The y-intercept \(b = 59.4583969\)

Calcuate \(SSE\) or error sum of squares

(SSE <-   sum((data$weight - (a * data$height_cubed + b))^2))

## [1] 39.86196

Calcuate \(SST\) or total corrected sum of squares

(SST <- sum((data$weight - mean(data$weight))^2))

## [1] 20338.95

Calcuate \(SSR\) or regression sum of squares

\[ SSR = SST = SSE \]

(SSR <- SST - SSE)

## [1] 20299.09

\(R^2\) Coefficient of determination which is a measure of fit for the regresssion line

\[R^2 = 1 - \frac{SSE}{SST}\]

R2 <- 1 - (SSE/SST)

\(R^2 = 0.9980401\)

Results

Model 2	SSE	SSR	SST	\(R^2\)
weight = 0.0003467044 * height^3 + 59.4584	39.8619613	20299.0904197	20338.952381	0.9980401

Residual Plot

data$model2_weight <- a * data$height^3 + b
data$model2_residuals <- data$weight - data$model2_weight 

ggplot(data, aes(height)) + geom_point(aes(y = model2_residuals)) + labs(x = "Height", y = "Residuals")
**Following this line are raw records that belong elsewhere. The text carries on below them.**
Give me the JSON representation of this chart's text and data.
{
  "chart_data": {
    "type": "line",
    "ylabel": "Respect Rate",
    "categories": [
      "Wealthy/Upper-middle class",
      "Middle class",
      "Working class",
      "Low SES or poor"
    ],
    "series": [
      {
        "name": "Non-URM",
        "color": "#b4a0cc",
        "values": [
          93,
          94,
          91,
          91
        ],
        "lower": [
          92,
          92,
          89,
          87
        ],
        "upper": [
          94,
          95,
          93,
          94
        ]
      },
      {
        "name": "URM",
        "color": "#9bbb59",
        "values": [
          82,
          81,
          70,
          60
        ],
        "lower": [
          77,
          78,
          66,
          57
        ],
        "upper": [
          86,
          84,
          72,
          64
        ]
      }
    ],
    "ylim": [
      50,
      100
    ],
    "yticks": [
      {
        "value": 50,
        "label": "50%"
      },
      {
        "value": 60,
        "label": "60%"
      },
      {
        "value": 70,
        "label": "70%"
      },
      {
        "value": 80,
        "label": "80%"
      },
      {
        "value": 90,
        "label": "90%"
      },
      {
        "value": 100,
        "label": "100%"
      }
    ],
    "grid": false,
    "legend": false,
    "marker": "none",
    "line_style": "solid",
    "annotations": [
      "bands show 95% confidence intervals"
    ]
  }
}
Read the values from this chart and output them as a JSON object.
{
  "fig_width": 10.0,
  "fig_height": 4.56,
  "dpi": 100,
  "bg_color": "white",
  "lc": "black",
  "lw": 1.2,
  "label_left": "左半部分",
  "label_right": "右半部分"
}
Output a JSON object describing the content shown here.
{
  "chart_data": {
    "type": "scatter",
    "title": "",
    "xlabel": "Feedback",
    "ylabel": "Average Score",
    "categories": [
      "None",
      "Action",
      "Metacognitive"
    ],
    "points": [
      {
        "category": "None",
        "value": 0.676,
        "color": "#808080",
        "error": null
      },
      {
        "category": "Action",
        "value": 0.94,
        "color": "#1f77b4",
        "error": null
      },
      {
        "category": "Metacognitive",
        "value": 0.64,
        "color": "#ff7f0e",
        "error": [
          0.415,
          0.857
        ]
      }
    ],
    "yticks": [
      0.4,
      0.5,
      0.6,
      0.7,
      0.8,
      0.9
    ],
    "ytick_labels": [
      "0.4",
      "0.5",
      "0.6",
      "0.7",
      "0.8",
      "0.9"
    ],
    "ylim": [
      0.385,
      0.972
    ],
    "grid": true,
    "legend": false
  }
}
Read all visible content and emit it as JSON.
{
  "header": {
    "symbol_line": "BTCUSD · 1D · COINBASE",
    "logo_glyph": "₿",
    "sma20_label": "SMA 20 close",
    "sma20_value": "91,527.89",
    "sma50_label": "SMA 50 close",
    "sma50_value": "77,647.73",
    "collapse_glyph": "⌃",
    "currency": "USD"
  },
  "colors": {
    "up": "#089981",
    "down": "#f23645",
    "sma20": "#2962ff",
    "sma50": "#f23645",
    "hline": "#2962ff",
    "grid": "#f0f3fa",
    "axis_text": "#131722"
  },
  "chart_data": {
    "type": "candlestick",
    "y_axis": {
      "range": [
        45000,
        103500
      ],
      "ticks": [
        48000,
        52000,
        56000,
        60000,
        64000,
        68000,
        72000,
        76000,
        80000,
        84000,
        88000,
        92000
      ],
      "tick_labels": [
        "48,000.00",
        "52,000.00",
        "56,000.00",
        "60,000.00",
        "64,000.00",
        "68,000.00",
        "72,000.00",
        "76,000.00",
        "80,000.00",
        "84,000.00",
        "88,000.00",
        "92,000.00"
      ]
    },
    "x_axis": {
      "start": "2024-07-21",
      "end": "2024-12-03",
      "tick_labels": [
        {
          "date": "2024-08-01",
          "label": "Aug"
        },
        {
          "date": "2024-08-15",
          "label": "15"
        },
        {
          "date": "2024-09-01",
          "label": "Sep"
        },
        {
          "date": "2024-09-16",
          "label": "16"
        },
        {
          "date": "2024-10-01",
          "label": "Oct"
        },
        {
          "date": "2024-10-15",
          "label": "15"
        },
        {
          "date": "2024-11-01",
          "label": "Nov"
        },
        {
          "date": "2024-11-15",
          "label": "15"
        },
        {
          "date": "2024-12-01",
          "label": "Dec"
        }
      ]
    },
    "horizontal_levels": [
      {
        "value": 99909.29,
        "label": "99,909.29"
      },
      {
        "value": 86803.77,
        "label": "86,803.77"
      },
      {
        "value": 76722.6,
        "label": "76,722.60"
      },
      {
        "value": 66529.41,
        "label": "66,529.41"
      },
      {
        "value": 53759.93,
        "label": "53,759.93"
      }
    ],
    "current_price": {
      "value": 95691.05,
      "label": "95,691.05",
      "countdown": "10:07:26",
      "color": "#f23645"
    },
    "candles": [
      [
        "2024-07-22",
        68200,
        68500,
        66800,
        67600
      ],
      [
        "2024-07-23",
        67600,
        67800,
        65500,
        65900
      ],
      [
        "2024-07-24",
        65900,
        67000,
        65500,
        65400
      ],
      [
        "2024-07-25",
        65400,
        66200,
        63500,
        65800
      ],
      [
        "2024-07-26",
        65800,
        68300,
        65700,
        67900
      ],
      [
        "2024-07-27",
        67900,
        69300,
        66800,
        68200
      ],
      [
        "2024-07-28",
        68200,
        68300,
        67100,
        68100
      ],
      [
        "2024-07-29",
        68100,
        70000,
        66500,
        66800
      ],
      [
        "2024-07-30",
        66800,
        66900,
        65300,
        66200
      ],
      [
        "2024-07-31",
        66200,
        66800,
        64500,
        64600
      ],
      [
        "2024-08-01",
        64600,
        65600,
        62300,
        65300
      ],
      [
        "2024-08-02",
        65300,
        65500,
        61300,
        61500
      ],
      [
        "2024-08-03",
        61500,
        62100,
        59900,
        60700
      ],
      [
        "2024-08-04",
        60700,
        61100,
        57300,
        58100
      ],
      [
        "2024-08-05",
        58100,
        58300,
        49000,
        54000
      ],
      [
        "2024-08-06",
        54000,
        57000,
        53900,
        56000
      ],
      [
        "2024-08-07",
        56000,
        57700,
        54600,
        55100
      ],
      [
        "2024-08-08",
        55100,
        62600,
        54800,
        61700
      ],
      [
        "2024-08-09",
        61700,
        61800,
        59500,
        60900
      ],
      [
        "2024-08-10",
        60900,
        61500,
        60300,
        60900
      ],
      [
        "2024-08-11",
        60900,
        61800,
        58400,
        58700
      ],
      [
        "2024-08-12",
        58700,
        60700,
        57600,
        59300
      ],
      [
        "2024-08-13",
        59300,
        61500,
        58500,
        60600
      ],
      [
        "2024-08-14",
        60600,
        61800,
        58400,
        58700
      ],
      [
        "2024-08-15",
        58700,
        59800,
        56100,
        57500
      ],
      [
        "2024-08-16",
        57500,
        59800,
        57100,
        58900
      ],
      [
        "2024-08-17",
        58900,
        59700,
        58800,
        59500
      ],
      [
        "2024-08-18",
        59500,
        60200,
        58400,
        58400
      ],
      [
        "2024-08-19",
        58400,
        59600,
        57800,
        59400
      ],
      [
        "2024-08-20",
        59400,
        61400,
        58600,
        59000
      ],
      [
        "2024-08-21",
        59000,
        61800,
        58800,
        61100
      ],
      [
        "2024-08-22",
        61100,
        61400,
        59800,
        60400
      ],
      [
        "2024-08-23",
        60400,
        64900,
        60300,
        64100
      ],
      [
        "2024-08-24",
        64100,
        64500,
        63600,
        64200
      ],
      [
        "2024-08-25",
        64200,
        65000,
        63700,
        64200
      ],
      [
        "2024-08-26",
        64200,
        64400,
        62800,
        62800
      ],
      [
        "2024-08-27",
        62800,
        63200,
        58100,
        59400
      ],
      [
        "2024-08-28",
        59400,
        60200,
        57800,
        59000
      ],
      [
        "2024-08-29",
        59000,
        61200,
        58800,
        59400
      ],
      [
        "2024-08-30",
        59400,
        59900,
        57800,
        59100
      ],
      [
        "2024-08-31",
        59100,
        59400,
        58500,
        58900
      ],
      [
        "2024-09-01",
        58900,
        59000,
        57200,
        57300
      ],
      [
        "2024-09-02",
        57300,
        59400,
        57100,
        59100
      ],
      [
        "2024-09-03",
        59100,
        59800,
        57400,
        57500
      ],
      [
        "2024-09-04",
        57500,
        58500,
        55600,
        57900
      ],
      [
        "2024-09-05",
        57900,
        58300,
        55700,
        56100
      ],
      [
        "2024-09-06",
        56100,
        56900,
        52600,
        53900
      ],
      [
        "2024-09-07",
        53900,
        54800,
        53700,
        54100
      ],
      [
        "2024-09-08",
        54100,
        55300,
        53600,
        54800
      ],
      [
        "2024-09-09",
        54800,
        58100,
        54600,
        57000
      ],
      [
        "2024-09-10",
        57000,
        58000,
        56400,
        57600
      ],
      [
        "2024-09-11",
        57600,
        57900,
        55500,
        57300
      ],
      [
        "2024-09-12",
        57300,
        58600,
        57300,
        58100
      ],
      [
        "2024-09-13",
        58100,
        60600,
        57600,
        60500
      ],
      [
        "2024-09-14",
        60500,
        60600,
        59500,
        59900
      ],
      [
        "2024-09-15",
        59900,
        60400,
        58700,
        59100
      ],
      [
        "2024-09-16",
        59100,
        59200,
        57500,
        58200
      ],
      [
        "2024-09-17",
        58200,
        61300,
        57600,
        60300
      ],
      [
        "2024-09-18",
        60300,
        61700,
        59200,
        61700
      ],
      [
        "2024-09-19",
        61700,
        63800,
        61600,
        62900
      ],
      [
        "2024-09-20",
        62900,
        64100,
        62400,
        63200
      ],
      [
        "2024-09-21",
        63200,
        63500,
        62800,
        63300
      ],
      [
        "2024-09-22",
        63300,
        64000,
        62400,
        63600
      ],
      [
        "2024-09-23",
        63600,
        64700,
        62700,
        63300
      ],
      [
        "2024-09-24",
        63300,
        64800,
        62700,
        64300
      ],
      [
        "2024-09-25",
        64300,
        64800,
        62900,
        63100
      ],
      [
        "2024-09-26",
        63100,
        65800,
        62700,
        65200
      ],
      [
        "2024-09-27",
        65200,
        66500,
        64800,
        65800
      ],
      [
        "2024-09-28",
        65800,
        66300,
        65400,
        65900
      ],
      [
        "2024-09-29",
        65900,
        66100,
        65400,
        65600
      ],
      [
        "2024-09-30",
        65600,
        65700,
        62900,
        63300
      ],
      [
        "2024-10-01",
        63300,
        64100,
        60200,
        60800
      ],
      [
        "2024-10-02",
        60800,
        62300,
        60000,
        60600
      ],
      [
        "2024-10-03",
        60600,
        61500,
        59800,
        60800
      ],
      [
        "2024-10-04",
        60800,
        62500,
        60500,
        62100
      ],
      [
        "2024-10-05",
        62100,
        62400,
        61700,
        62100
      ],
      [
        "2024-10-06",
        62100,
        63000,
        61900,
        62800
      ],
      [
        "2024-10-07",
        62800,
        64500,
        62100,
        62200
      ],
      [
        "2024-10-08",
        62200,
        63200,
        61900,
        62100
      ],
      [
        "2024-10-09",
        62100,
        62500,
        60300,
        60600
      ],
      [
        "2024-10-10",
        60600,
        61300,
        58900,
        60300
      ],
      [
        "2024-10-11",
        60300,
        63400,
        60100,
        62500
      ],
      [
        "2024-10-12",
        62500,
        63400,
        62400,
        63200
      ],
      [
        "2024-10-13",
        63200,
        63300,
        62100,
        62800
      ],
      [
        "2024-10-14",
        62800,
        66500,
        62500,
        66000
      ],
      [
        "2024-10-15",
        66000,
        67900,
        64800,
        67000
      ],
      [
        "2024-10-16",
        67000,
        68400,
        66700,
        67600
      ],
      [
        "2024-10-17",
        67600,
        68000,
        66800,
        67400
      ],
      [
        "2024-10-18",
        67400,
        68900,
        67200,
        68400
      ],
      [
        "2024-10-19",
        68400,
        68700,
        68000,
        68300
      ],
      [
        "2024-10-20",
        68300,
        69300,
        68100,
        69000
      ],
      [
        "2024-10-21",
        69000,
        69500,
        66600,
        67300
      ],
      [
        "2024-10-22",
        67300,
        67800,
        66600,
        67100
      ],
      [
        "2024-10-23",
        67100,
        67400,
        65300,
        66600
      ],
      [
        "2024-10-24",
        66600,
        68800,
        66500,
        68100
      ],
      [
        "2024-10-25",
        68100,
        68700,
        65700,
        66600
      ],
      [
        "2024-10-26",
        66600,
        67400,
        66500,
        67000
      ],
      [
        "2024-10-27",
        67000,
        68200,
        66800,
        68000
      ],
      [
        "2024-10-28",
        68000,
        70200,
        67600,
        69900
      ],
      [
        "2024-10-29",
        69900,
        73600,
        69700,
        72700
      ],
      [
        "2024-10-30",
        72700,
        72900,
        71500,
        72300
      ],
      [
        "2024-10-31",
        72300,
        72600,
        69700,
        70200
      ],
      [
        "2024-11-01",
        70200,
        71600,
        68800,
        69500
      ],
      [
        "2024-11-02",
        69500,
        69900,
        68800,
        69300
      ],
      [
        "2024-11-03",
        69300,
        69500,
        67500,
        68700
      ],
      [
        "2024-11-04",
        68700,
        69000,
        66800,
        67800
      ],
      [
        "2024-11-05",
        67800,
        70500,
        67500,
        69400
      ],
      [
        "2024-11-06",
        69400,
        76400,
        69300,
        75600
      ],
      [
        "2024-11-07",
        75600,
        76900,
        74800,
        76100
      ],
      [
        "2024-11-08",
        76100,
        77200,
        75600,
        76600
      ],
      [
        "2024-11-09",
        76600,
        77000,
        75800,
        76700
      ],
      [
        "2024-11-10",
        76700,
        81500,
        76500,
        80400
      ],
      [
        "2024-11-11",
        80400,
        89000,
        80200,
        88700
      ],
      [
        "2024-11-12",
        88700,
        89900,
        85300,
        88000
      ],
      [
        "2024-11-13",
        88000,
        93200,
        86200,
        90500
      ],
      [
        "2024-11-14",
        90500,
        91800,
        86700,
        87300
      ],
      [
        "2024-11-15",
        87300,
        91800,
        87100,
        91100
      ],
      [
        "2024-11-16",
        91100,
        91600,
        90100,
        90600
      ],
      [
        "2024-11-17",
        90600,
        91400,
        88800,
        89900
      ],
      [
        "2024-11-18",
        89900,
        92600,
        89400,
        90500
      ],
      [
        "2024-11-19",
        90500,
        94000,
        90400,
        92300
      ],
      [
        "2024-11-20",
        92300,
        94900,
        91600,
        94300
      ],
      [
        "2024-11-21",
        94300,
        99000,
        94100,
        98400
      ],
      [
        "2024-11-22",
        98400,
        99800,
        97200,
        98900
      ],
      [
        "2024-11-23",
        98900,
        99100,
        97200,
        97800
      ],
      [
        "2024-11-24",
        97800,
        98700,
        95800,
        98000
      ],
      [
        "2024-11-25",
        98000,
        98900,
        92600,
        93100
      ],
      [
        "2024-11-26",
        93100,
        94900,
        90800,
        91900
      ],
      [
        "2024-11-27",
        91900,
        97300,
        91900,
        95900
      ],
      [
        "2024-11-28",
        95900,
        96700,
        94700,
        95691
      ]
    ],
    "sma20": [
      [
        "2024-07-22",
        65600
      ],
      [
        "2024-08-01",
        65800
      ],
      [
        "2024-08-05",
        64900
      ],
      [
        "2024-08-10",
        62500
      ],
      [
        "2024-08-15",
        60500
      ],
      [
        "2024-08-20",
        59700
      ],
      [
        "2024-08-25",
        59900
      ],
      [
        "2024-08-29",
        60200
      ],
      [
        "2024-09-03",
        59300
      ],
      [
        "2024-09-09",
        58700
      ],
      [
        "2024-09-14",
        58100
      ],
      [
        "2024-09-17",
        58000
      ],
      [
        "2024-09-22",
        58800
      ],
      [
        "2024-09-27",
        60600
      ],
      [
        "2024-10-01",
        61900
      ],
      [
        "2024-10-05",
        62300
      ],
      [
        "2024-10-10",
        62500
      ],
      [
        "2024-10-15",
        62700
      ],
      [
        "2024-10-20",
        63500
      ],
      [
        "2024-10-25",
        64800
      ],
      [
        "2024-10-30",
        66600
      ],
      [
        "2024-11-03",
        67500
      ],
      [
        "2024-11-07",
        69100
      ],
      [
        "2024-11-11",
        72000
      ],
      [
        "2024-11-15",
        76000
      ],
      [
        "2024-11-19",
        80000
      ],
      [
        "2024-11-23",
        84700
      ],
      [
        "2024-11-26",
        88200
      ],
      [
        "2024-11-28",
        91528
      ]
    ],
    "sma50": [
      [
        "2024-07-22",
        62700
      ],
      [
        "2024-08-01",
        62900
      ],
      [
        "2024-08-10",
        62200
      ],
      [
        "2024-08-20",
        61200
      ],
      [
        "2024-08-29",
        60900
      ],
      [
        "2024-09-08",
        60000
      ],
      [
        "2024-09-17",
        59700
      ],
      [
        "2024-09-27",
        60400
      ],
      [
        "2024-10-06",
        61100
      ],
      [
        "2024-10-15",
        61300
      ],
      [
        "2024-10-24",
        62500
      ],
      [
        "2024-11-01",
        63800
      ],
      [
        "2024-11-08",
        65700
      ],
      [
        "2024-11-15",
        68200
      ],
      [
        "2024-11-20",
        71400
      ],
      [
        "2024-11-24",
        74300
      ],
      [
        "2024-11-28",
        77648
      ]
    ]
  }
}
Plot the actual vs. modeled data

Looking at the results of model 2 using height cubed, this model appears to provide a better fit to the data than model 1. Model 2 results in a slightly better \(R^2\) value plus the residual plot appears to be more random than model 1’s residual plot.